The authors provide compelling evidence for 47 Tuc X9 being an ultracompact X-ray binary (UCXB), primarily characterized by a periodic modulation in the X-ray light curve indicative of a 28.18-minute orbital period. This short orbital period suggests that the donor star is likely a white dwarf with either carbon/oxygen (C/O) or helium-dominated composition, typical for UCXBs.

An in-depth X-ray spectral analysis reveals emission features below 1 keV, notably strong lines from O VII and O VIII, hinting at high oxygen abundance. The paper utilizes a photoionization model to best fit these features, indicating that a photoionized region with a high oxygen content surrounds the accretor and emits these lines. This abundance supports the hypothesis of a C/O white dwarf donor, reinforcing the UCXB classification.

The radio and X-ray luminosity relationship for 47 Tuc X9 suggests it aligns with the correlation known for black hole low-mass X-ray binaries (LMXBs), though the authors acknowledge this cannot definitively exclude a neutron star accretor. Observations show no clear evidence of coherent millisecond X-ray pulsations, providing no support for a transitional millisecond pulsar (tMSP) model, which leaves a black hole primary as a plausible scenario.
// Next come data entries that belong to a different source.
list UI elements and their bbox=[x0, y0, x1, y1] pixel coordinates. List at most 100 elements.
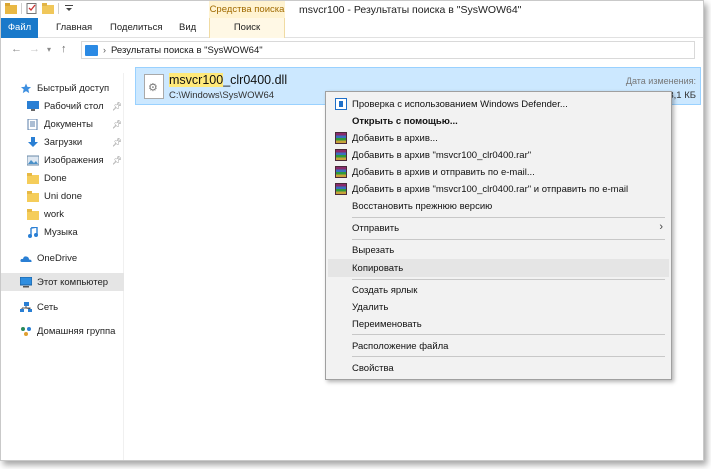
back-arrow-icon[interactable]: ← bbox=[11, 43, 22, 55]
cloud-icon bbox=[20, 255, 32, 262]
menu-item-send-to[interactable]: Отправить › bbox=[328, 219, 669, 237]
new-folder-icon[interactable] bbox=[42, 3, 54, 14]
qat-divider bbox=[21, 3, 22, 14]
pin-icon[interactable]: 📌︎ bbox=[112, 120, 122, 129]
menu-item-restore-previous[interactable]: Восстановить прежнюю версию bbox=[328, 197, 669, 215]
menu-item-label: Открыть с помощью... bbox=[352, 115, 458, 127]
explorer-window: Средства поиска msvcr100 - Результаты по… bbox=[0, 0, 704, 461]
winrar-icon bbox=[335, 183, 347, 195]
menu-item-defender-scan[interactable]: Проверка с использованием Windows Defend… bbox=[328, 95, 669, 113]
sidebar-item-desktop[interactable]: Рабочий стол 📌︎ bbox=[1, 97, 124, 115]
sidebar-item-uni-done[interactable]: Uni done bbox=[1, 187, 124, 205]
date-modified-label: Дата изменения: bbox=[625, 76, 696, 86]
address-bar[interactable]: › Результаты поиска в "SysWOW64" bbox=[81, 41, 695, 59]
sidebar-item-label: Домашняя группа bbox=[37, 325, 116, 337]
sidebar-item-this-pc[interactable]: Этот компьютер bbox=[1, 273, 124, 291]
menu-item-label: Добавить в архив "msvcr100_clr0400.rar" bbox=[352, 149, 532, 161]
sidebar-item-label: Done bbox=[44, 172, 67, 184]
winrar-icon bbox=[335, 149, 347, 161]
tab-file[interactable]: Файл bbox=[1, 18, 38, 38]
menu-item-label: Удалить bbox=[352, 301, 389, 313]
menu-item-open-with[interactable]: Открыть с помощью... bbox=[328, 112, 669, 130]
sidebar-item-pictures[interactable]: Изображения 📌︎ bbox=[1, 151, 124, 169]
sidebar-item-work[interactable]: work bbox=[1, 205, 124, 223]
menu-item-add-to-archive[interactable]: Добавить в архив... bbox=[328, 129, 669, 147]
tab-search[interactable]: Поиск bbox=[209, 18, 285, 38]
menu-item-rar-and-email[interactable]: Добавить в архив "msvcr100_clr0400.rar" … bbox=[328, 180, 669, 198]
desktop-icon bbox=[27, 100, 39, 111]
quick-access-toolbar bbox=[5, 3, 75, 14]
submenu-arrow-icon: › bbox=[659, 221, 663, 233]
sidebar-item-label: Загрузки bbox=[44, 136, 83, 148]
network-icon bbox=[20, 301, 32, 312]
menu-separator bbox=[352, 334, 665, 335]
folder-icon bbox=[27, 190, 39, 202]
sidebar-item-documents[interactable]: Документы 📌︎ bbox=[1, 115, 124, 133]
sidebar-item-downloads[interactable]: Загрузки 📌︎ bbox=[1, 133, 124, 151]
menu-item-label: Копировать bbox=[352, 262, 404, 274]
properties-icon[interactable] bbox=[26, 3, 38, 14]
menu-item-label: Добавить в архив... bbox=[352, 132, 438, 144]
menu-separator bbox=[352, 356, 665, 357]
sidebar-item-label: OneDrive bbox=[37, 252, 78, 264]
defender-icon bbox=[335, 98, 347, 110]
dll-file-icon bbox=[144, 74, 164, 99]
explorer-folder-icon bbox=[5, 3, 17, 14]
tab-home[interactable]: Главная bbox=[48, 18, 100, 38]
menu-item-file-location[interactable]: Расположение файла bbox=[328, 337, 669, 355]
sidebar-item-label: Документы bbox=[44, 118, 93, 130]
download-icon bbox=[28, 136, 38, 147]
sidebar-item-label: Быстрый доступ bbox=[37, 82, 110, 94]
pin-icon[interactable]: 📌︎ bbox=[112, 102, 122, 111]
sidebar-item-label: Изображения bbox=[44, 154, 104, 166]
title-bar: Средства поиска msvcr100 - Результаты по… bbox=[1, 1, 703, 18]
file-name-rest: _clr0400.dll bbox=[223, 73, 288, 87]
winrar-icon bbox=[335, 132, 347, 144]
file-path: C:\Windows\SysWOW64 bbox=[169, 90, 275, 101]
sidebar-item-network[interactable]: Сеть bbox=[1, 298, 124, 316]
breadcrumb-path[interactable]: Результаты поиска в "SysWOW64" bbox=[111, 45, 263, 56]
menu-item-archive-and-email[interactable]: Добавить в архив и отправить по e-mail..… bbox=[328, 163, 669, 181]
sidebar-item-music[interactable]: Музыка bbox=[1, 223, 124, 241]
search-match-highlight: msvcr100 bbox=[169, 73, 224, 87]
sidebar-item-homegroup[interactable]: Домашняя группа bbox=[1, 322, 124, 340]
recent-dropdown-icon[interactable]: ▾ bbox=[47, 45, 51, 54]
menu-separator bbox=[352, 217, 665, 218]
menu-item-create-shortcut[interactable]: Создать ярлык bbox=[328, 281, 669, 299]
menu-item-label: Вырезать bbox=[352, 244, 395, 256]
menu-item-label: Добавить в архив "msvcr100_clr0400.rar" … bbox=[352, 183, 629, 195]
documents-icon bbox=[27, 118, 38, 130]
navigation-pane: Быстрый доступ Рабочий стол 📌︎ Документы… bbox=[1, 73, 124, 460]
qat-divider bbox=[58, 3, 59, 14]
folder-icon bbox=[27, 172, 39, 184]
pin-icon[interactable]: 📌︎ bbox=[112, 156, 122, 165]
homegroup-icon bbox=[21, 326, 31, 336]
menu-item-cut[interactable]: Вырезать bbox=[328, 241, 669, 259]
navigation-bar: ← → ▾ ↑ › Результаты поиска в "SysWOW64" bbox=[1, 39, 703, 61]
menu-item-label: Проверка с использованием Windows Defend… bbox=[352, 98, 568, 110]
breadcrumb-chevron-icon[interactable]: › bbox=[103, 45, 106, 55]
search-results-folder-icon bbox=[85, 44, 98, 56]
menu-item-label: Создать ярлык bbox=[352, 284, 418, 296]
tab-share[interactable]: Поделиться bbox=[102, 18, 170, 38]
pin-icon[interactable]: 📌︎ bbox=[112, 138, 122, 147]
tab-view[interactable]: Вид bbox=[171, 18, 204, 38]
menu-item-copy[interactable]: Копировать bbox=[328, 259, 669, 277]
menu-item-properties[interactable]: Свойства bbox=[328, 359, 669, 377]
menu-separator bbox=[352, 279, 665, 280]
sidebar-item-label: Рабочий стол bbox=[44, 100, 104, 112]
menu-item-delete[interactable]: Удалить bbox=[328, 298, 669, 316]
forward-arrow-icon[interactable]: → bbox=[29, 43, 40, 55]
up-arrow-icon[interactable]: ↑ bbox=[61, 43, 67, 55]
menu-item-rename[interactable]: Переименовать bbox=[328, 315, 669, 333]
customize-qat-icon[interactable] bbox=[63, 3, 75, 14]
sidebar-item-quick-access[interactable]: Быстрый доступ bbox=[1, 79, 124, 97]
menu-item-label: Свойства bbox=[352, 362, 394, 374]
file-name[interactable]: msvcr100_clr0400.dll bbox=[169, 73, 287, 87]
menu-item-label: Восстановить прежнюю версию bbox=[352, 200, 493, 212]
sidebar-item-done[interactable]: Done bbox=[1, 169, 124, 187]
sidebar-item-onedrive[interactable]: OneDrive bbox=[1, 249, 124, 267]
menu-item-add-to-rar[interactable]: Добавить в архив "msvcr100_clr0400.rar" bbox=[328, 146, 669, 164]
menu-separator bbox=[352, 239, 665, 240]
sidebar-item-label: Этот компьютер bbox=[37, 276, 109, 288]
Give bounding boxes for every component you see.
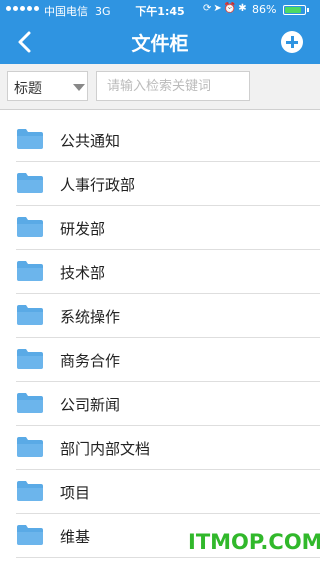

Implications and Future Directions

The research highlights the discovery of an ultracompact black hole X-ray binary candidate within a globular cluster, an environment traditionally thought to disfavor black holes remaining bound due to dynamical interactions. This finding challenges previous theoretical frameworks regarding black hole retention in dense stellar systems.

Observations supporting a high oxygen abundance and the application of a photoionization model mark a significant advancement in characterizing such systems, steering future studies toward understanding the accretion dynamics and chemical compositions of the disk and donor in UCXBs.

The detection of a 6.8-day super-orbital modulation in the X-ray brightness, although tentative, opens avenues for exploring mechanisms like accretion disk precession or superhump instabilities within these compact binaries. These phenomena can alter our comprehension of disk interactions and evolutionary models for UCXBs.

As next steps, further multi-wavelength observations, particularly coordinated radio, X-ray, and possibly infrared observations, are pivotal to confirm the nature of the compact object. The incorporation of future high-resolution spectroscopy could refine our understanding of the system's accretion structure and chemical profile. Moreover, advancing X-ray polarimetry techniques may offer additional insights into the geometry and magnetic environment around the compact object.

Ultimately, the work by Bahramian et al. sets a precedent for the continued discovery and analysis of similar X-ray binaries and underscores the importance of detailed spectral modeling in constraining the nature of distant X-ray sources within globular clusters, which can yield broader implications for stellar evolution models and cluster dynamics.